APL Colloquium

March 30, 2001

Colloquium Topic: NEAR at Eros

The Near Earth Asteroid Rendezvous mission has spent the past year exploring the near-Earth asteroid 433 Eros, at first by remote sensing from orbit as originally designed, but then continuing after NEAR landed on the asteroid surface. NEAR is silent now, but it has transformed our understanding of asteroids and their relations to meteorites. Major findings include the following: Eros is a primitive asteroid that has not differentiated; the meteorites most similar in composition to Eros are the low-iron ordinary chondrites; Eros is a consolidated body formed as a collisional fragment of a larger parent body; Eros is not a rubble pile but is heavily fractured and has an average density about that of Earth¹s crust; Eros has a complex, mobile regolith, with a surprising deficiency of small craters and an unexpectedly large abundance of blocks; Eros is non-magnetic and is less magnetized than most meteorites.

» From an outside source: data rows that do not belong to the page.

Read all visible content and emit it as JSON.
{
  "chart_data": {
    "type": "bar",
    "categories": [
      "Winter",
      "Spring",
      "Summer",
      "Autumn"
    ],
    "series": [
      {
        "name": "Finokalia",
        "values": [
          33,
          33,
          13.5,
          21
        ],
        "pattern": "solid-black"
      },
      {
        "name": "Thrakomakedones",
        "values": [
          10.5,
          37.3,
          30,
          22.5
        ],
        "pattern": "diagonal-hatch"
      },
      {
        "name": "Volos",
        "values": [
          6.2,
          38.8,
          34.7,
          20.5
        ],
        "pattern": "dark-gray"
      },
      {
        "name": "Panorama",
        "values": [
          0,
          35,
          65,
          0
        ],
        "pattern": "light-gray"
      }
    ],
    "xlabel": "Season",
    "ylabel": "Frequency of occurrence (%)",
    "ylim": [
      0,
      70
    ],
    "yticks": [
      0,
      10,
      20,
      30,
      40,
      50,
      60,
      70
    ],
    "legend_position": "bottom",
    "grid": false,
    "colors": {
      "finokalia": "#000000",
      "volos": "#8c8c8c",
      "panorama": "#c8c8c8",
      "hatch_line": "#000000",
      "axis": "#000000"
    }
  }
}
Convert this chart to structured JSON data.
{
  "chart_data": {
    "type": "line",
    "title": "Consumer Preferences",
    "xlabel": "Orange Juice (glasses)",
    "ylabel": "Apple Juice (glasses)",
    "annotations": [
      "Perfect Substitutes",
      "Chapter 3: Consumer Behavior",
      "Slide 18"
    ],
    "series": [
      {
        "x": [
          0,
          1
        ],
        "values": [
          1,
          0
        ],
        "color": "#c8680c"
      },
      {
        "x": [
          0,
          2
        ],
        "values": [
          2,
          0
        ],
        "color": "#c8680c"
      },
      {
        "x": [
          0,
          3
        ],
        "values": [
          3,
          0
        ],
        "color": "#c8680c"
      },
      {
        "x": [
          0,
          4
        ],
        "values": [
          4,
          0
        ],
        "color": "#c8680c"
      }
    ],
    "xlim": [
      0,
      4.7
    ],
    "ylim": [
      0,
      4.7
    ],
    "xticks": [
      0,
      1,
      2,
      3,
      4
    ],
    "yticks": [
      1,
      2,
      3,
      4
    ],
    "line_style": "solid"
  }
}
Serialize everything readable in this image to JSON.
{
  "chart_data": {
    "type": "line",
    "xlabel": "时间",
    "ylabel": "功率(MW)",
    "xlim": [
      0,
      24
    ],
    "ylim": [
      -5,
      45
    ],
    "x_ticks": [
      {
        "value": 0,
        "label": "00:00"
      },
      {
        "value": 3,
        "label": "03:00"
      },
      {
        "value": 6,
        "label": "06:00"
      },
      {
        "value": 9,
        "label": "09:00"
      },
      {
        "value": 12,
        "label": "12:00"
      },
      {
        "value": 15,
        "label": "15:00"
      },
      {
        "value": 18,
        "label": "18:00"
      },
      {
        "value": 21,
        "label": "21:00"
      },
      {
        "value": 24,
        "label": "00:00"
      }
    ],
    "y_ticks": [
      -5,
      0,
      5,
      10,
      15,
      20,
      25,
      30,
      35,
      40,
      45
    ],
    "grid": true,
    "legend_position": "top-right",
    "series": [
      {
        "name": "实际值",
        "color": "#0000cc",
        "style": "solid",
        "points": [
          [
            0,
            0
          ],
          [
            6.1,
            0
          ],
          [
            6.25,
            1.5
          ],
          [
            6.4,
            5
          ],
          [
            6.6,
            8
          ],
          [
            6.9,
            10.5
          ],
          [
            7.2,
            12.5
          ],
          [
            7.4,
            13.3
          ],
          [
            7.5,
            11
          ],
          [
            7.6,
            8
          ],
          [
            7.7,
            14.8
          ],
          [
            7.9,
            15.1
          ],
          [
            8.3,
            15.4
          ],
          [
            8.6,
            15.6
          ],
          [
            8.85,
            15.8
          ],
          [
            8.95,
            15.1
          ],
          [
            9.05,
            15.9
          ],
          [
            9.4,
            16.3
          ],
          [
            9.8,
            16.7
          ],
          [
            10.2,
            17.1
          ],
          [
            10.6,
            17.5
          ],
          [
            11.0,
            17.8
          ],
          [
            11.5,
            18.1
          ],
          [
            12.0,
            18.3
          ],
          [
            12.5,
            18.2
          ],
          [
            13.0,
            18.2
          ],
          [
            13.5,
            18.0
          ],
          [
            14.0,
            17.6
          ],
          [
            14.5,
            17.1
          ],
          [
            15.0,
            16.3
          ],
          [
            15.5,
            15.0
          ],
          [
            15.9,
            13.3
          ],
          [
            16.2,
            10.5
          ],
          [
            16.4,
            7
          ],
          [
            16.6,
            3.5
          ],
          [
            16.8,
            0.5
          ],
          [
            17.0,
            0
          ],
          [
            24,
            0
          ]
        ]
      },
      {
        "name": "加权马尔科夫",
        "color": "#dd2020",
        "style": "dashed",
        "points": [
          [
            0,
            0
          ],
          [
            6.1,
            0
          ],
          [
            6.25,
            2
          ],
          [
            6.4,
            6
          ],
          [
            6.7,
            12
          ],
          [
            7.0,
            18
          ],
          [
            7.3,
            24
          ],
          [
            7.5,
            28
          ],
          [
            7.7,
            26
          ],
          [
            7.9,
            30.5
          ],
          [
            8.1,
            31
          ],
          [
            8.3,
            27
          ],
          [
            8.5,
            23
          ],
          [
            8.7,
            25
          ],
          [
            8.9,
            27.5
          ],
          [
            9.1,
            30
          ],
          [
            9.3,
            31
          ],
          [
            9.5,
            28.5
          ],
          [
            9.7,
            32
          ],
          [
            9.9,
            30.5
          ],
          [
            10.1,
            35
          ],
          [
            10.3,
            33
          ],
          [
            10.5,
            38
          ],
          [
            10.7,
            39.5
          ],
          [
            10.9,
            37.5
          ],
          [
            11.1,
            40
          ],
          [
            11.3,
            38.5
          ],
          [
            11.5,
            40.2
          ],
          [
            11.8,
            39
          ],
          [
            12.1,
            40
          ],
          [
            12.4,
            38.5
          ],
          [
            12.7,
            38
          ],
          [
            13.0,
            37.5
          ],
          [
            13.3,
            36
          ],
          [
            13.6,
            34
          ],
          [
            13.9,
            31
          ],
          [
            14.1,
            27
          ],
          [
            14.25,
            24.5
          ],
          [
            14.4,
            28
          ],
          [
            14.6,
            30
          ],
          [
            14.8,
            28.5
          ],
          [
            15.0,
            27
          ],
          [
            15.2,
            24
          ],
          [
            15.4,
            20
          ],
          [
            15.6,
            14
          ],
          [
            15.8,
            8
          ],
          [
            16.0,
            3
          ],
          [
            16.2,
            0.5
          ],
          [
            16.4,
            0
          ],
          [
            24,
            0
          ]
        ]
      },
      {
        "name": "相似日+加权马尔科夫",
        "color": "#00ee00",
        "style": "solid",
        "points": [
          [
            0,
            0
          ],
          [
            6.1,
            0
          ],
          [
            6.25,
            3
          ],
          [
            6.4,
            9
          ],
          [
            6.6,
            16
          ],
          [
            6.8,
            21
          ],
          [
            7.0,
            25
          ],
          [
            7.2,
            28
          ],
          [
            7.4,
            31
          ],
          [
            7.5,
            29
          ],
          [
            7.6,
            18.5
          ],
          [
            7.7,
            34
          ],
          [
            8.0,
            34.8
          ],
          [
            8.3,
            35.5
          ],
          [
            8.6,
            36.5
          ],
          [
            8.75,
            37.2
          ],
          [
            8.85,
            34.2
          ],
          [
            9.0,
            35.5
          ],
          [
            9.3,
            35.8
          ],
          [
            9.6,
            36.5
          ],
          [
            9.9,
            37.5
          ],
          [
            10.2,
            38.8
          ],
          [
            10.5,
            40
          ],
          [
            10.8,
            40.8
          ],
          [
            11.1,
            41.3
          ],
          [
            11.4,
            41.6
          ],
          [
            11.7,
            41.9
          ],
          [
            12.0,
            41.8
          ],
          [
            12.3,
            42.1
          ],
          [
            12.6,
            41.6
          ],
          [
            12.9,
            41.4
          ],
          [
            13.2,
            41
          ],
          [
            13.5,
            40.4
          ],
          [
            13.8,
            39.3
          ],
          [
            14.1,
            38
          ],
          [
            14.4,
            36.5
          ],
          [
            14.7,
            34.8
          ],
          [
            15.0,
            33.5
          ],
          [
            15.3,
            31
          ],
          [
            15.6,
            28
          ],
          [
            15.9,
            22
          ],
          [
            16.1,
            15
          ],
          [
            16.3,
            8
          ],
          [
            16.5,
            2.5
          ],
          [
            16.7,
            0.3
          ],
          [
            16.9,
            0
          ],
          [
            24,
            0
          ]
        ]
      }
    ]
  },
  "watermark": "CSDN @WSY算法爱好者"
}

Colloquium Speaker: Andrew F. Cheng

Dr. Andrew F. Cheng is a principal staff physicist in the Space Department of the Johns Hopkins University Applied Physics Laboratory. He received a Ph.D. degree in physics from Columbia University in 1977. He was a post-doctoral fellow at AT&T Bell Laboratories and an assistant professor of physics at Rutgers University prior to joining the Applied Physics Laboratory in 1983. He has been an Interdisciplinary Scientist on the Galileo mission to Jupiter, a Co-Investigator on the Cassini mission to Saturn, and a team member on the MUSES-C mission to a near-Earth asteroid. He has been the Project Scientist for the Near Earth Asteroid Rendezvous (NEAR) mission to asteroid Eros. He is currently a science team member on the Mercury Surface, Space Environment, Geochemistry, and Ranging (MESSENGER) and the Comet Nucleus Tour (CONTOUR) missions. Dr. Cheng is a fellow of the American Physical Society and a member of the American Geophysical Union and the American Astronomical Society.